= Zoran Modrinić =

Zoran Modrinić (Зоран Модринић; born 1947) is a former politician from Serbia. He served as the republic's first minister of public administration and local self-government from 1997 to 1998. Modrinić was a member of the Yugoslav Left (Jugoslovenska Levica, JUL).

==Private career==
Modrinić has a bachelor's degree in economics.

==Politician==
===Early years===
Modrinić was president of the Voždovac municipal assembly from 1994 to 1996, at a time when the position was equivalent to mayor of the municipality. Online sources do not specify if he was a member of the JUL or the Socialist Party of Serbia (Socijalistička partija Srbije, SPS) during this period. He ran for the City Assembly of Belgrade in the 1996 local elections as a candidate of the SPS–JUL alliance in Voždovac's ninth division and was defeated by Milan Kostić from the opposition group Zajedno.

===Cabinet minister===
Zajedno won majority victories in Belgrade and several other major Serbian cities in the 1996 local elections, but the results were not initially recognized by the Serbian government, which was dominated by Slobodan Milošević's SPS. The government's refusal to accept the results prompted the 1996–1997 protests in Serbia, and following an extended standoff the Serbian parliament passed a lex specialis to recognize most of the victories claimed by Zajedno.

On the same day the lex specialis was passed, the Serbian parliament also established the ministry of public administration and local self-government. Modrinić was appointed as minister, serving in the cabinet of Mirko Marjanović. Some members of Zajedno expressed concern that Modrinić's ministry would undermine the authority of the civil administrations that they had just won. Modrinić rejected this, saying that his ministry would "cooperate with all councils, no matter who controls them." Vuk Drašković, the leader of the Serbian Renewal Movement (Srpski pokret obnove, SPO), one of the parties in Zajedno, criticized Modrinić on a personal level, referring to him as "the white magus" and "JUL's witchcraft cadre."

In May 1997, Modrinić co-chaired a meeting of the Serbian government and parliamentary parties on a bill for local self rule.

Modrinić appeared in the sixth position on a combined electoral list of the SPS, the JUL, and New Democracy for the Voždovac division in the 1997 Serbian parliamentary election. The list won four seats, and Modrinić was not awarded a mandate. (From 1992 to 2000, one-third of Serbia's parliamentary mandates were assigned to candidates from successful lists in numerical order, while the remaining two-thirds were distributed amongst other candidates at the discretion of the sponsoring parties and coalitions. Modrinić could have been awarded a mandate despite his relatively low position, but he was not.) He was removed from his ministerial position following a cabinet reshuffle on 24 March 1998.

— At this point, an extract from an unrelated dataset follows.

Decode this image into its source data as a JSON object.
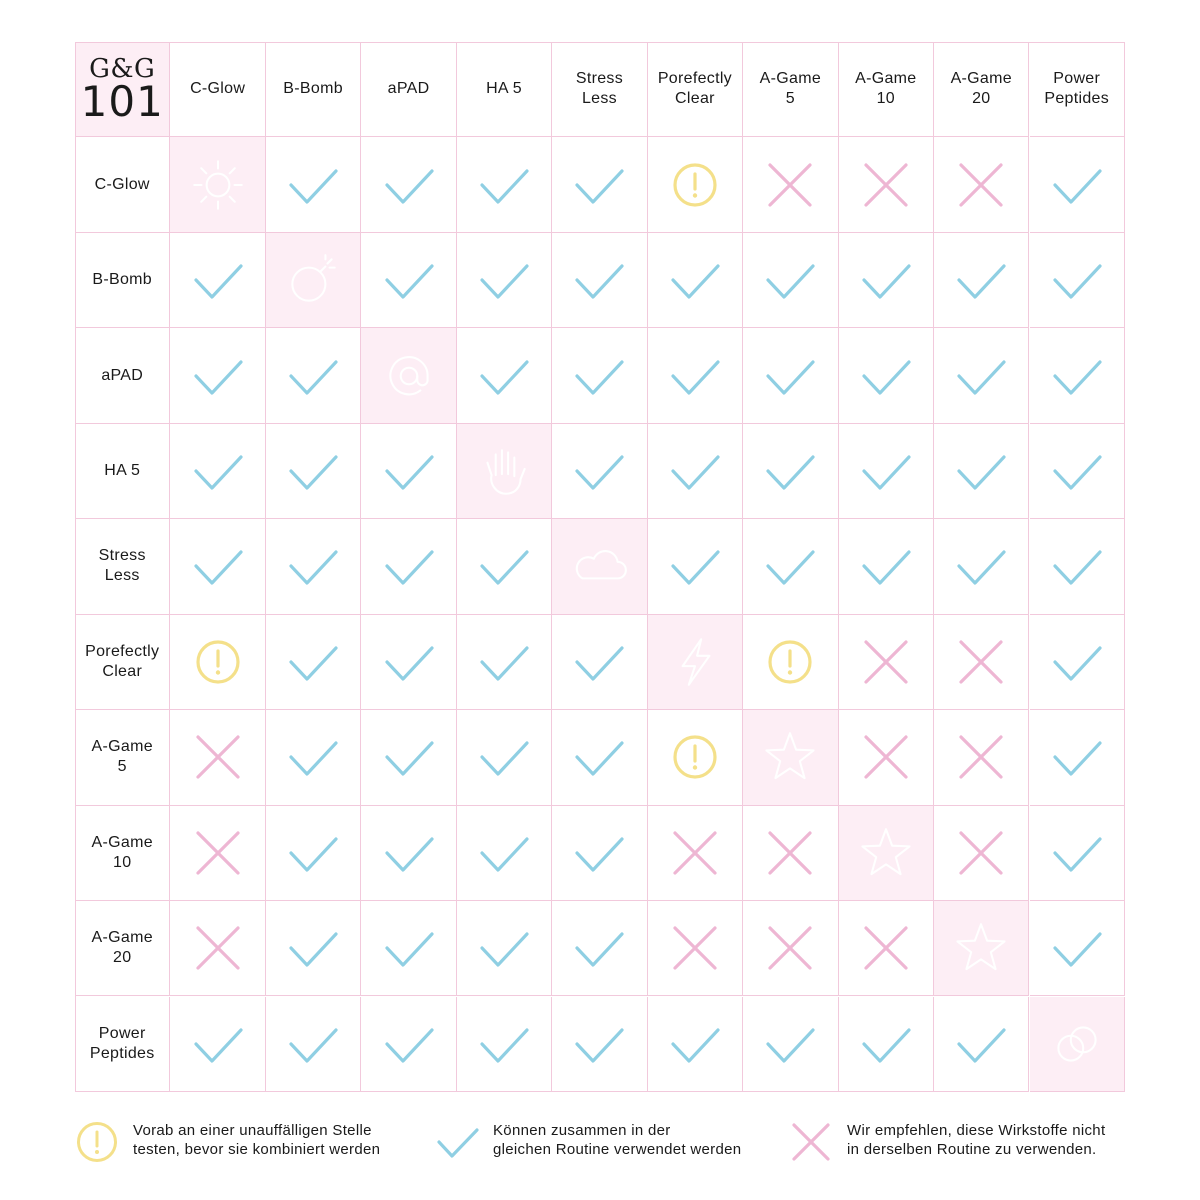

Modrinić was at one time a member of the JUL's main board.

==Radio Television of Serbia==
After his departure from cabinet, Modrinić was appointed as marketing director for Radio Television of Serbia (RTS). After the fall of the Milošević government in October 2000, it was reported that, as a regime loyalist, he had received an apartment and a loan of more than five hundred thousand dinars in dubious transactions from the corporation. In 2006, the Independent Journalists' Association of Serbia reported evidence that Modrinić had been responsible for the theft of significant funds from RTS, alleging that he received more than two million marks in two days by blackmailing advertisers during the 1998 FIFA World Cup. The journalists' association also contended that Modrinić's connections to JUL leader Mirjana Marković made him a more powerful figure within the RTS than general director Dragoljub Milanović. Modrinić has not returned to public life since 2000.